Only when lasting political reconciliation has been achieved and red shirts no longer battle yellow shirts will the two million people employed in the tourism and hospitality industry have something to smile about again. That is if they still have a job. There are around 4,000 travel operators, both inbound and outbound, with 200,000 employees, excluding those in the hotel sector. Some companies have seen all their business dry up. This means layoffs are inevitable and ripple effects will be felt across several industries because tourism creates so many other jobs in related fields. If there is one ray of hope, it is that chartered flights direct to Phuket and Krabi are still continuing to arrive. Even so, the damage caused to the country's image and reputation is going to take months, if not years, to repair.

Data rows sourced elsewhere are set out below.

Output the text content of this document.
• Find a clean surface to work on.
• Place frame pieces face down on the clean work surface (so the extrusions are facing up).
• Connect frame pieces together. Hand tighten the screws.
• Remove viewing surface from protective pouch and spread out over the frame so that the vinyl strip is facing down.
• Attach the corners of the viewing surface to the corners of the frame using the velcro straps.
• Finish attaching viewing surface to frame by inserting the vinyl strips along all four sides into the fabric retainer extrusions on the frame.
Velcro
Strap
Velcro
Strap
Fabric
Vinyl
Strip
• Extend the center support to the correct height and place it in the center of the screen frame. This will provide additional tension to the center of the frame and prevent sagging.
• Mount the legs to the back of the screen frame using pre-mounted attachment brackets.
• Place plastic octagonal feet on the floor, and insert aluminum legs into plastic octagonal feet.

The effect on the global perception of Thailand and on inbound tourism are not the only reasons to end the unrest quickly and restore law and order. They are just two of the most urgent. Huge numbers of people are being inconvenienced and every day that passes without a resolution increases the danger of a further escalation. And all for what? Hysteria over the perceived influence of one man?

Yesterday's men might have earned an appropriate place in history, but a country cannot keep on living in the past. Nor can its citizens think that invoking a particular person's name gives them the right to run riot and tear the country apart. It is time we picked up the pieces and moved on. We do have a global recession as well as an image problem to worry about.